Critique : L’introduction a le mérite d’être probante, elle semble annoncer les prémices d’un film fantastique fulgurant : ambiance feutrée, rythme émollient, personnages ambigus, demeure angoissante... Réalisé par Kim Jee-woon dont on retient Quiet family (qui a déjà son remake par Takashi Miike), Deux sœurs s’inspire d’une nouvelle célèbre qui a passionné le pays du Matin Calme pour échafauder une intrigue à l’angoisse sourde. Reposant sur une base solide, le film bénéficie de la profusion de thrillers horrifiques asiatiques qui nous sont parvenus depuis. Faute d’être arrivé avant, Deux sœurs essaie de reproduire le même schéma avec des moyens détournés. Mais ce n’est pas de l’opportunisme : Kim Jee-woon, formaliste de renom, cinéaste cinéphile, remet au goût du jour un thème éculé qui l’obsède depuis longtemps : le squelette dans le placard.
- © 2023 Les Acacias
À travers ce subterfuge, il se permet toutes les audaces, dont celle d’alambiquer un récit ordinaire et de perdre le spectateur dans un dédale d’images. La structure narrative est tellement ardue qu’elle peut décourager. Le grand mérite de cet entrelacs, où la réalité la plus cruelle se heurte aux fantasmes les plus fous, est de permettre au spectateur de formuler toutes les hypothèses possibles. C’est un peu comme dans Ne vous retournez pas (Nicholas Roeg, 1972) où le scénario multiplie les fausses pistes avant de délivrer en un éclair un coup de théâtre final qui remet en cause tout ce que nous avons vu auparavant. On peut aussi faire fi de cet écheveau manipulateur aux effets parfois triviaux et se concentrer sur les protagonistes. Parallèlement à la relation exclusive des deux sœurs (deux actrices formidablement expressives et touchantes), Kim Jee-woon dessine en creux les conflits des autres personnages. À des échelles variables, ils sont tous confrontés à des démons peu ou prou inavouables. Contre toute attente, ce que le cinéaste réussit le mieux n’est pas tant les apparitions ectoplasmiques mais la description méticuleuse, fragile et cruelle du monde de l’enfance, avec ses peurs, ses initiations, ses secrets...
- © 2023 Les Acacias
Comme dans Souvenirs, le segment que Kim Jee-woon avait réalisé pour le film à sketches Trois histoires de l’au-delà, la forme a parfois tendance à prendre le pas sur le fond. Pourtant, Deux sœurs est moins un film fantastique (il a été hâtivement présenté comme un ring-like) qu’un drame humain déchirant dans lequel une demoiselle schizophrène recompose progressivement le puzzle de sa vie, voit son monde s’écrouler autour d’elle et observe les gens qu’elle aime disparaître les uns après les autres, silencieusement, en retenant son souffle, en voulant croire qu’ils sont toujours avec elle (la sœur), et dont l’absence (la mère) détruit la raison et attriste les autres (le père, singulièrement mutique). Il y a aussi cette marâtre, méchante fantasmée, responsable du massacre, qui disparaît au moment où l’héroïne apparaît : deux facettes d’un même personnage en contradiction avec lui-même.

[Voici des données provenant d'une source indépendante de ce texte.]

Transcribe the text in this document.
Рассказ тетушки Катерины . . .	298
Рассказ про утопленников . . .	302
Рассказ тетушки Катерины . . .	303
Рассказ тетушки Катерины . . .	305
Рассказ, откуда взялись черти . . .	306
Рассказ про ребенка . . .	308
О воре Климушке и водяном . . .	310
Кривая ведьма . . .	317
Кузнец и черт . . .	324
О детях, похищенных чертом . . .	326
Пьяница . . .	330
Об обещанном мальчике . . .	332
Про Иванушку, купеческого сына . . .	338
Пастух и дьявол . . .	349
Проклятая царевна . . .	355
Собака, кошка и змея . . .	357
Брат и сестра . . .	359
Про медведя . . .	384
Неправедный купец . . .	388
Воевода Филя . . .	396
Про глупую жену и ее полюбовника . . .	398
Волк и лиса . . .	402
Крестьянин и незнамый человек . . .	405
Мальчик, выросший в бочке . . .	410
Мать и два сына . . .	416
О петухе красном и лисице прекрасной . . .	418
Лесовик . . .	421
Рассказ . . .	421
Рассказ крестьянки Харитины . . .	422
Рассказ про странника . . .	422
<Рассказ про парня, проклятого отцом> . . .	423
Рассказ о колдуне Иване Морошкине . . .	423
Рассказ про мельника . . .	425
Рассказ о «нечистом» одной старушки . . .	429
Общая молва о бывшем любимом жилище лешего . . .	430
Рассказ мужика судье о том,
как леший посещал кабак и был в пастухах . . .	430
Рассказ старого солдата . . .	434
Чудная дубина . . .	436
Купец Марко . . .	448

Ce manque d’affection, cette sensation d’abandon, de perte de repères, ce travail sur soi-même pour comprendre les raisons de sa propre folie... C’est toute cette confusion intérieure que le cinéaste retranscrit au plus juste. Ce charivari qui bouleverse discrètement. Ce qui fait de lui non pas un nouveau Nakata mais un brillant conteur d’histoires à dormir debout.